Is there any disadvantages in using array in generic class? If yes, what are they? If No what are the advantages?
Performance wise is the boxing and unboxing of objects. Ie the overhead of casting objects back to its original type.
Readability wise, if you specify the type in the collection it makes the code more readable.
The main advantage I can think of for using arrays in generic classes is to avoid boxing. Specifically, when you cast a value type (a "primitive" such as Int32, Boolean, etc.) to an object, the runtime has to wrap the value type instance in a reference type ("box" it) and place it on the managed heap. That makes accessing value types as reference types much less efficient than accessing them directly as value types.
If you have a
class MyGenericContainer<T>
{
private T[] array;
}
and you instantiate MyGenericContainer<int>
, you'll get an array of int instances, which won't be boxed when you access them.

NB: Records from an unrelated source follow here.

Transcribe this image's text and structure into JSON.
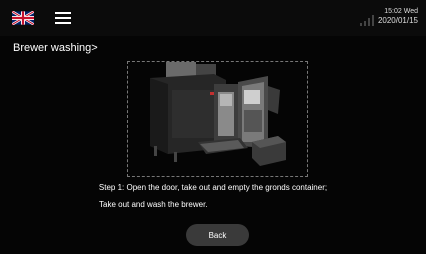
{
  "header": {
    "language_icon": "uk-flag-icon",
    "menu_icon": "hamburger-menu-icon",
    "signal_icon": "signal-strength-icon",
    "time": "15:02 Wed",
    "date": "2020/01/15"
  },
  "page": {
    "title": "Brewer washing>"
  },
  "instructions": {
    "step1": "Step 1: Open the door, take out and empty the gronds container;",
    "step2": "Take out and wash the brewer."
  },
  "buttons": {
    "back": "Back"
  },
  "colors": {
    "background": "#050505",
    "button": "#3a3a3a"
  }
}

On the other hand, if you had
class MyContainer
{
private object[] array;
}
even though you can certainly add an integer to the array, it would be boxed, and therefore access to it will be less efficient, and the act of storing it involves more storage. To be specific, each array will store a reference (4 bytes?) to its item. In the generic case when parameterized with a value type, the pointer will point to a value type that exists as a field within the parent object on the managed heap. In the non-generic case, the pointer will reference an object wrapper within the parent object on the managed heap, which will internally reference the value type instance somewhere else on the heap. So, you get the overhead of an additional object and reference when boxing value types. Accesses also involve more overhead, but it's complicated depending on the particular use case.
o.k.w., Simply put, Generics are faster and give you a much more flexible approach to working with a strongly typed language such as C# . You are giving the compiler a compile time size hint (it won't have to discover it during run-time) that it is to contain some class 'T' List. But this just the beginning . . you can have generic classes and methods . . . you can limit the type by using the where statement. Here's an example (no, I didn't compile it . . it won't compile . . this is strictly for demo purposes only) sorry if it's real clear . . .it's getting past my bedtime!
Called like:
CoolOps op = new CoolOp();
IOtherCoolInterace oci = DoThisVeryCoolThing<IOtherCoolInterace,CoolOps>(op);
public T DoThisVeryCoolThing<T,U>(U whatIAm) where U: IMyVeryCoolInterface where T: IOtherCoolInterface // I'm restricting the type that can be operated on and returned
{
T thingToReturn = default(T);
if(whatIAm == null) return thingToReturn;
try
{
thingsToReturn = whatIAm.DoSomeWorkOnTheInterface();
}
catch(Exception ex) { ... // do exception stuff here }
return thingToReturn; // return work done
}
public interface IMyVeryCoolInterface
{
IOtherCoolInterface DoSomeWorkOnTheInterface();
. . .
}
// My operation must implement this interace
public class CoolOps : IMyVeryCoolInterface
{
. . .
IOtherCoolInteface DoSomeWorkOntheInterface()
{
return xxx;
}
}
etc etc...
What this does it to do some work on an instance of U that must implement an interface (my contract!) IMyVeryCoolInterface and that interface contains a method call that returns an object instance that must implment IOtherCoolInterface.
How does this work in the real world? This lets you set up a general approach to doing work with many different types. So, if you had a number of classes that described opertions, work on those operations can be called in a 'generic' fashion as above. This avoids repetitive mistake prone code where similar methods are written over and over again that do only a very slightly different operation based on a type(different algorithms for an image blur for example) - but just in slightly different fashion. e.g. ** We know we are going to do an image operation on an image but lets parametrize the image type (jpeg,png, etc) and algorithm (5x5, 3x3 convolution etc) and write the method once ** Or something to that effect . . .
I hope this helps . . .
TheEruditeTroglodyte
There is nothing special about using arrays in generic vs using them in any other non generic classes. The pros (memory take, direct access by index, etc) and the cons (insertion price, growth price) are the same.
Internally the CLR transforms any generic into a concrete type representation so about using generic arrays there's no difference vs standar typed arrays.